Ways & Means voted 5-7 against the warrant article, with the opposition stating “budget cuts are creating a big concern over the next fiscal year.” The town’s economic officials are worried that fiscal year 2022 may “potentially be worse” than fiscal year 2021, so Ways & Means “felt this is not the best time to be making this fiscal allotment.”
The Ways & Means members in favor cited a commonly heard reason for supporting the position’s implementation now: “It is an urgent community need.”
Precinct 3 Town Meeting member Joanne Frustaci strongly urged her constituents to not wait a minute longer and approve this position, specifically referencing students who have been victims of racism as recently as this year.
“This issue is a burning, pressing need. Students have given us ample evidence of the need for this position,” she insisted. “The Equity Committee has been asking for this position for the last several years.”
On the other side of the spectrum, Precinct 5 Town Meeting member Chris Murphy expressed a desire to not rush the position through but rather make sure the vetting process is adequately conducted.
“We need to do this the right way.

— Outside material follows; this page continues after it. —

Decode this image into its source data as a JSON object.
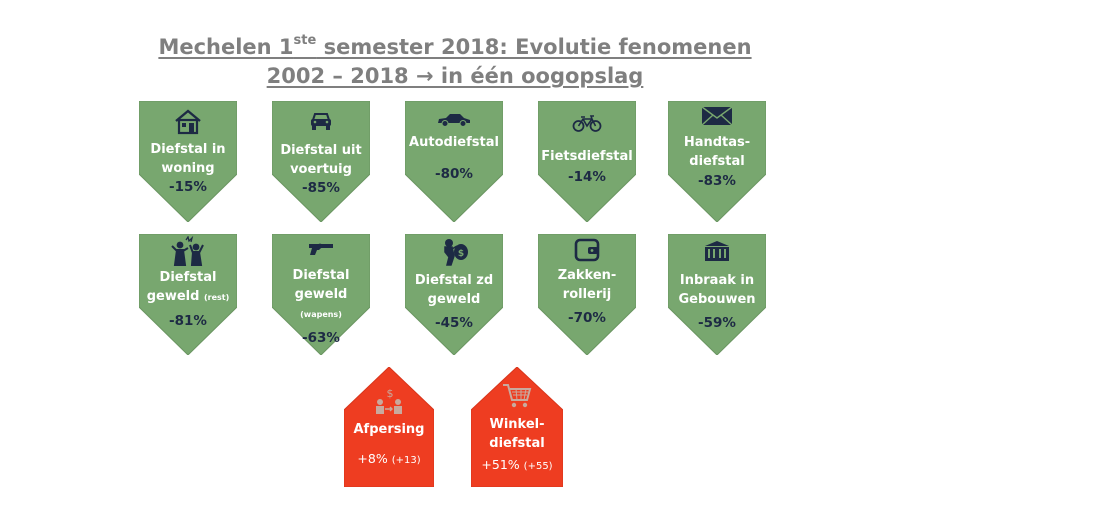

We do not want to mess this up by rushing it and creating a disservice to the town,” lectured Murphy. “The level of this position is similar to an executive, and you typically do not hire a vice president of a company in a week.
With some more discussion taking place, where similar points were reiterated, the common theme was everybody was firmly in support of the merits of the position and those against, only took that stance because of the financial uncertainty that has resulted from COVID-19.
When a vote finally was taken after almost two hours of dialogue, Town Meeting passed the warrant article by a 73-33 margin, fulfilling the requirement for a clear majority approval.
As the ball really gets rolling and candidates are made public, expect constant updates on the status of this position in the coming months.